Fundepag amplia atuação além do agro, conectando pesquisa, clima e tecnologia com gestão de projetos e parcerias para diversificar receitas.

Atualizado em

Fundepag e a ponte para o mercado

A Fundepag deixou de ser apenas uma peça do ecossistema do agronegócio e se transformou em uma ponte operativa entre pesquisa, setor privado e políticas públicas. Em 2025 a fundação registrou um crescimento de 92% na receita com execução de projetos e serviços, alcançando R$ 130 milhões — um sinal claro de que a demanda por gestão profissional de pesquisa aplicada cresceu muito além do setor agrícola.

Crescimento e diversificação

Apesar do salto em faturamento, o agronegócio ainda respondeu por 74,8% dos recebimentos em 2025. No entanto, as frentes ambiental e agroambiental passaram a representar, cada uma, 12,6% do total, indicando uma estratégia deliberada de diversificação. A Fundepag trabalha com mais de 15 instituições de ciência e tecnologia (ICTs) e vem ampliando sua atuação para áreas como meio ambiente, meteorologia e tecnologia da informação.

Modelos de atuação

A Fundepag opera essencialmente em três modelos:

  • Intermediação contratual: empresas contratam institutos de pesquisa por meio da fundação; a ICT executa o conteúdo técnico e a Fundepag cuida da gestão administrativa, financeira e de pessoal.
  • Gestão de recursos de fomento: a fundação atua como interveniente entre agências financiadoras e instituições, administrando recursos e garantindo prestação de contas.
  • Execução direta: em projetos específicos a Fundepag pode assumir a execução operacional, indo além da gestão.

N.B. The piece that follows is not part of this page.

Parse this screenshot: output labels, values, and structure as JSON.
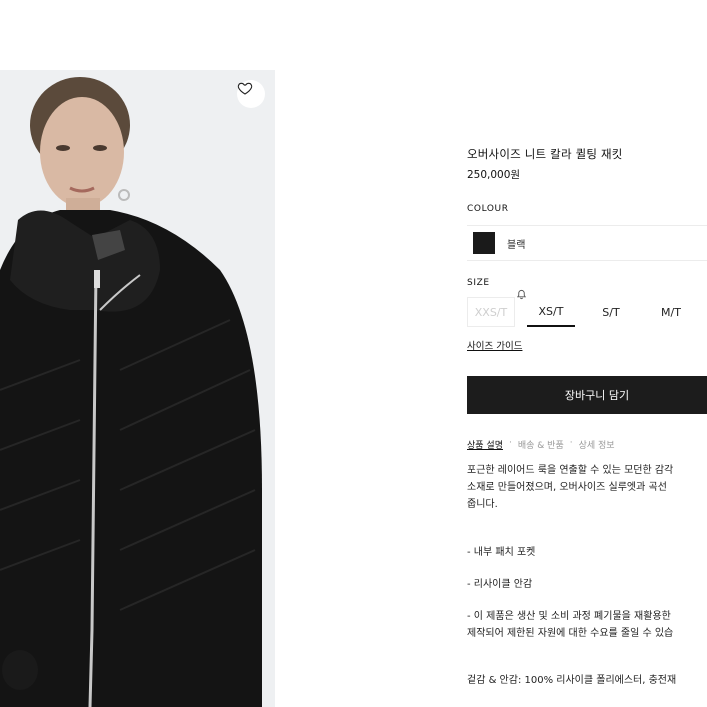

Esses modelos reduzem atritos burocráticos, oferecem compliance e liberam pesquisadores para se concentrar no desenvolvimento científico, enquanto a fundação assume processos de compras, contratos e folha de pagamento.

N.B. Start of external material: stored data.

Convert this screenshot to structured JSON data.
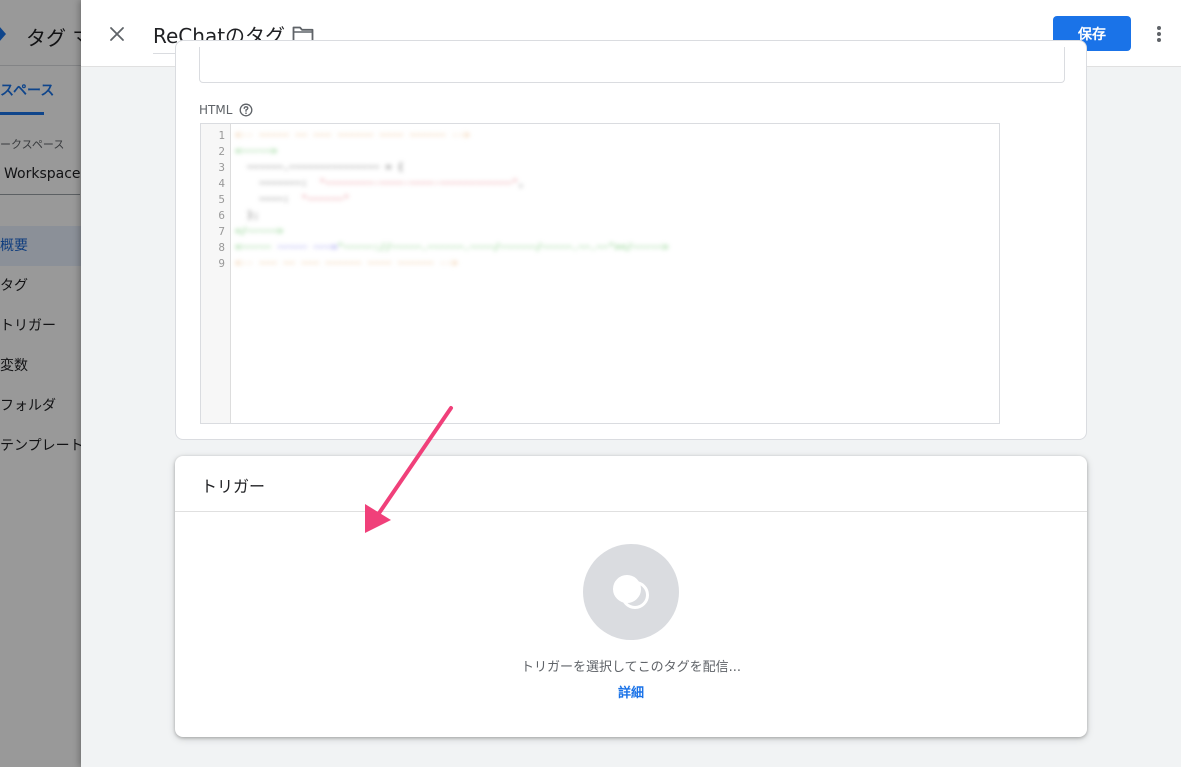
{
  "background": {
    "app_title": "タグ マ",
    "tab_label": "スペース",
    "workspace_label": "ークスペース",
    "workspace_name": "Workspace",
    "nav_items": [
      {
        "label": "概要",
        "active": true
      },
      {
        "label": "タグ",
        "active": false
      },
      {
        "label": "トリガー",
        "active": false
      },
      {
        "label": "変数",
        "active": false
      },
      {
        "label": "フォルダ",
        "active": false
      },
      {
        "label": "テンプレート",
        "active": false
      }
    ]
  },
  "header": {
    "tag_name": "ReChatのタグ",
    "save_label": "保存",
    "icons": [
      "close-icon",
      "folder-icon",
      "more-vert-icon"
    ]
  },
  "config": {
    "html_label": "HTML",
    "line_numbers": [
      "1",
      "2",
      "3",
      "4",
      "5",
      "6",
      "7",
      "8",
      "9"
    ]
  },
  "trigger": {
    "title": "トリガー",
    "prompt": "トリガーを選択してこのタグを配信...",
    "detail_link": "詳細"
  },
  "colors": {
    "accent": "#1a73e8",
    "annotation_arrow": "#f0407a"
  }
}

Parceiros e projetos que ilustram o impacto

Os valores movimentados em 2025 mostram a relevância da atuação conjunta com institutos de pesquisa. Entre os maiores parceiros estiveram:

  • Instituto de Tecnologia de Alimentos (Ital): R$ 41,9 milhões
  • Instituto Biológico (IB): R$ 27,1 milhões
  • Instituto de Economia Agrícola (IEA): R$ 17,3 milhões
  • Instituto de Pesquisas Energéticas e Nucleares (Ipen): R$ 15,4 milhões

Exemplos práticos ajudam a visualizar a entrega: o centro de pesquisa de colágeno da JBS instalado no Ital tem gestão administrativa e financeira feita pela Fundepag; o Instituto Biológico desenvolveu kits para diagnóstico de brucelose e tuberculose bovina; e o Cacau 360° reúne pesquisas sobre qualidade do cacau, fermentação e biotecnologia para aproveitamento de resíduos. Esses projetos demonstram como a fundação conecta infraestrutura científica à demanda do mercado, gerando produtos e serviços com impacto real.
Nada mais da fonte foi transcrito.